Он осторожно разровнял его при помощи своей «Американ-Экспресс». Для него, наверно, не существовало более расслабляющего и успокоительного занятия. Никогда бы не подумала, что смогу испытать что-то вроде симпатии, следя за подобным действом. Хранение и употребление кокаина было, конечно, незаконным. Скорее это была дань моде. В моем окружении осталось очень мало людей, которые употребляли кокс или даже крэк. Те, кто еще продолжал колоться, утратили какое бы то ни было обаяние и по большей части были очень больными людьми. Они превратились в глубоко депрессивных и пошлых типов, которые считали, что для лучшего времяпрепровождения достаточно будет и кокаина. Или же это были люди, которым уже не удавалось скрыть тот факт, что они не смогли ничего добиться в своей жизни. Все это гнусно, в конце концов.

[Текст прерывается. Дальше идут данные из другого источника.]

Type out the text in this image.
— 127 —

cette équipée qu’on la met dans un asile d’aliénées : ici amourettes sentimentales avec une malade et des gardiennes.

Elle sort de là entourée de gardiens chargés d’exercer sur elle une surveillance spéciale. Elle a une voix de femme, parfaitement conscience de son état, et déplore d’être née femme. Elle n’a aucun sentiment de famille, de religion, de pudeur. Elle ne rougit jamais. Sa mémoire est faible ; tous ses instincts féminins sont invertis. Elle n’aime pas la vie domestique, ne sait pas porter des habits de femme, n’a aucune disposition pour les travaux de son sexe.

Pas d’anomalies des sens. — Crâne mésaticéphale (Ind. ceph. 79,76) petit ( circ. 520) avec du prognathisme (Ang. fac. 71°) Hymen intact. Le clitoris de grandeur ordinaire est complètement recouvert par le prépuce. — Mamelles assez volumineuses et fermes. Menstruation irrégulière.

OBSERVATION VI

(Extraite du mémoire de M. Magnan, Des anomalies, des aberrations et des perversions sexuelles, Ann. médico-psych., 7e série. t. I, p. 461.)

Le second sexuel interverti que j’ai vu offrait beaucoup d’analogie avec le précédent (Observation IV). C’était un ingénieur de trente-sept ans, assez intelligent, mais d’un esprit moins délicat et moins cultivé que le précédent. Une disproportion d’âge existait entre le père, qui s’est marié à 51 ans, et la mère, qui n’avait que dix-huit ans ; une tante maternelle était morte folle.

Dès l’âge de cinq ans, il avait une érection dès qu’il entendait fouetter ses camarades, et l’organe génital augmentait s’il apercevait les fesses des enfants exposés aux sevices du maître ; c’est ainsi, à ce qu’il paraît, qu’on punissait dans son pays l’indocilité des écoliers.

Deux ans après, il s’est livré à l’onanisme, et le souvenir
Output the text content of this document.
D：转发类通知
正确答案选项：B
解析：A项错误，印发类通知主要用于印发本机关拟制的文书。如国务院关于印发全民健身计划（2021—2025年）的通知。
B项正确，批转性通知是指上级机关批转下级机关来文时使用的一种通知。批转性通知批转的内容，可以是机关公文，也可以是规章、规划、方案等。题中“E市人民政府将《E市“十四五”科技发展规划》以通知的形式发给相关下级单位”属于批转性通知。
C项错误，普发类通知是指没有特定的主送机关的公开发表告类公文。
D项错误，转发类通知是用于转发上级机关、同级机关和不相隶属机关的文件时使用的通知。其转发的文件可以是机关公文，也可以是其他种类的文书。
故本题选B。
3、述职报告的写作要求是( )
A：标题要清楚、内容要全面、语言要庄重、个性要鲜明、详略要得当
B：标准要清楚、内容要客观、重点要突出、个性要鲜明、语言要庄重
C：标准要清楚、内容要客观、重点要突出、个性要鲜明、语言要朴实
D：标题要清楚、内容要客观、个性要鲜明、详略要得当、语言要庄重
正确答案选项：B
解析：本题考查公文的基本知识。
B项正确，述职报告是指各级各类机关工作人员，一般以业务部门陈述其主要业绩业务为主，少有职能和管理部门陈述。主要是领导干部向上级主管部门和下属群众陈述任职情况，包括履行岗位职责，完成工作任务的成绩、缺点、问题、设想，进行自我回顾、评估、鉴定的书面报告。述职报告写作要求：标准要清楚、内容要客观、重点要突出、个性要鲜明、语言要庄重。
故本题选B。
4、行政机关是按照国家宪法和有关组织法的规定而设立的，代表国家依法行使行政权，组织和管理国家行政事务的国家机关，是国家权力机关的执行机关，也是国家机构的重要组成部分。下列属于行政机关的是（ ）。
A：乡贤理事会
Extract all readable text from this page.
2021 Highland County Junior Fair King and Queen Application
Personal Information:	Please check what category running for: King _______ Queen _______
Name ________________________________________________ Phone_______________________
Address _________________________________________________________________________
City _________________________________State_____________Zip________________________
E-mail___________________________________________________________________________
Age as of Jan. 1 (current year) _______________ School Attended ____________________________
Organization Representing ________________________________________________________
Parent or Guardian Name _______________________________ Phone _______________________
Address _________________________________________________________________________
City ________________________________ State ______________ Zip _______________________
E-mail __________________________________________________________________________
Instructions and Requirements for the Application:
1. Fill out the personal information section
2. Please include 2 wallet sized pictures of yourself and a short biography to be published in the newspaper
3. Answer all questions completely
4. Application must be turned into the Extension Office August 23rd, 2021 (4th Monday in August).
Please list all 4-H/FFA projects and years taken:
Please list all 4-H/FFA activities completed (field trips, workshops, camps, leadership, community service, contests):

Язаки же ничуть на них не походил. В свое время, пять лет назад, по заданию своего университета мне пришлось провести шесть недель в одной деревеньке, что в Аппалачах, среди потомков немецких эмигрантов. Я писала работу на тему «Нищета и бедность в сообществах национальных меньшинств». До сих пор удивляюсь, как я могла пробыть целых шесть недель в таком месте. Вспоминая то время, уверяю себя, что терпеть не могла ту деревню. И тем не менее я и мои товарищи были тогда очарованы этими полуграмотными потомками первых эмигрантов. Из той поездки я вынесла много горького опыта. Кровосмесительный брак был распространенным явлением, ни о какой системе образования не могло быть и речи – настоящее сообщество дегенератов, отгороженное от мира, замкнутое в самом себе. А изучать что-то в этой деревне! Ничего хорошего, даже в самой обычной, повседневной жизни. Солнце уходило за горную цепь, изломанные очертания пиков вырисовывались на темнеющем небе. Когда начинали сгущаться сумерки, мужчины располагались на полуразрушенных террасах и пили домашнее пиво. Женщины не имели права участвовать в некоем подобии невинного вечернего отдыха и довольствовались тем, что наливали пиво в терракотовые кувшины, когда те опустошались, или подносили мужьям вяленое мясо и сухари. Как и мои сотрудники, я была свидетелем реальных примеров дедовских обычаев в патриархальном обществе. Но все-таки мне нравилось наблюдать за мужчинами во время сумерек. Несомненно, мне это было позволено только потому, что я была японкой. Иногда я испытывала непонятное ностальгическое чувство. Эти люди не разговаривали между собой, не созерцали солнечный закат – они просто сидели и пили пиво с видом неизбывной грусти, которая пронизывала этот ритуал, повторяющийся бесконечно, при том что другого развлечения все равно не было. Я не могу найти более точных слов, чтобы описать эту картину, но у меня сложилось впечатление, будто все, что окружало их, приходило с ними в гармонию.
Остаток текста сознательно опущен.